Individual study: Value of selectively cut deciduous forest for understory herb conservation: an experimental assessment
Reader R. & Bricker B. (1992) Value of selectively cut deciduous forest for understory herb conservation: an experimental assessment. Forest Ecology and Management, 51, 317-327
This study is summarised as evidence for the intervention(s) shown on the right. The icon shows which synopsis it is relevant to.
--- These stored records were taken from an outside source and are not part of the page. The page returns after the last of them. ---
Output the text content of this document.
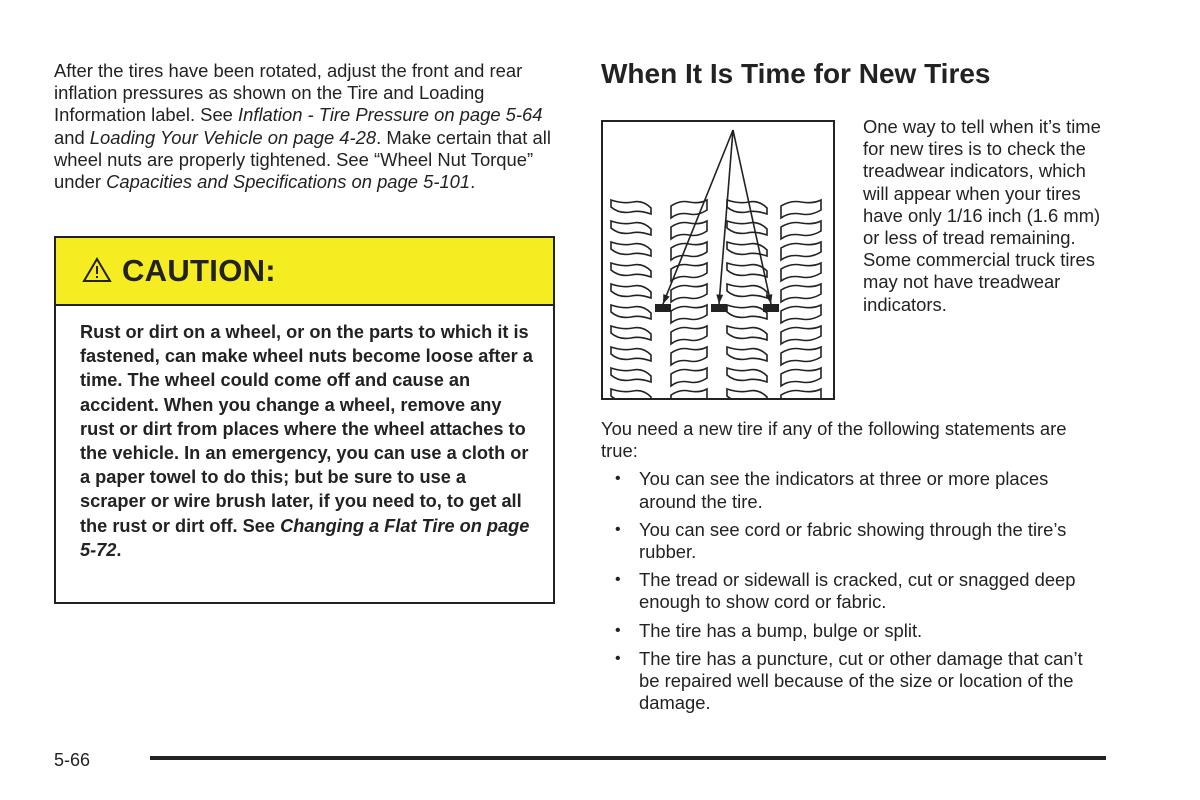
After the tires have been rotated, adjust the front and rear inflation pressures as shown on the Tire and Loading Information label. See Inflation - Tire Pressure on page 5-64 and Loading Your Vehicle on page 4-28. Make certain that all wheel nuts are properly tightened. See “Wheel Nut Torque” under Capacities and Specifications on page 5-101.

CAUTION:
Rust or dirt on a wheel, or on the parts to which it is fastened, can make wheel nuts become loose after a time. The wheel could come off and cause an accident. When you change a wheel, remove any rust or dirt from places where the wheel attaches to the vehicle. In an emergency, you can use a cloth or a paper towel to do this; but be sure to use a scraper or wire brush later, if you need to, to get all the rust or dirt off. See Changing a Flat Tire on page 5-72.
When It Is Time for New Tires
One way to tell when it’s time for new tires is to check the treadwear indicators, which will appear when your tires have only 1/16 inch (1.6 mm) or less of tread remaining. Some commercial truck tires may not have treadwear indicators.

You need a new tire if any of the following statements are true:

• You can see the indicators at three or more places around the tire.
• You can see cord or fabric showing through the tire’s rubber.
• The tread or sidewall is cracked, cut or snagged deep enough to show cord or fabric.
• The tire has a bump, bulge or split.
• The tire has a puncture, cut or other damage that can’t be repaired well because of the size or location of the damage.
5-66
Thin trees within forests: effects on understory plants
A replicated, controlled study in 1985-1988 in boreal forest in Ontario, Canada (Reader & Bricker 1992) found that thinninging decreased the number of herbaceous species and the frequency of occurrence of each species. In large plots (0.05 and 0.2 ha), the percentage of herbaceous species that decreased in frequency was higher in uncut (34%-36%) than in 33% tree removal (16-18%) and 66% tree removal plots(18-21%). In contrast, in small plots (0.1 ha), figures were higher in uncut (37%) and 33% tree removal plots (36%) than 66% tree removal plots (12%). The percentage of herbaceous species lost was similar between treatments (uncut: 9-13%; 33% removal: 4-12%; 66% removal: 8-12%). Three plots (0.01, 0.05 and 0.20 ha) of each treatment were replicated five times: uncut, 33% tree removal and 66% tree removal (0%, 33%, and 66% of basal area removed). Treatments were applied in 1985-1986. Data were collected two years after treatments.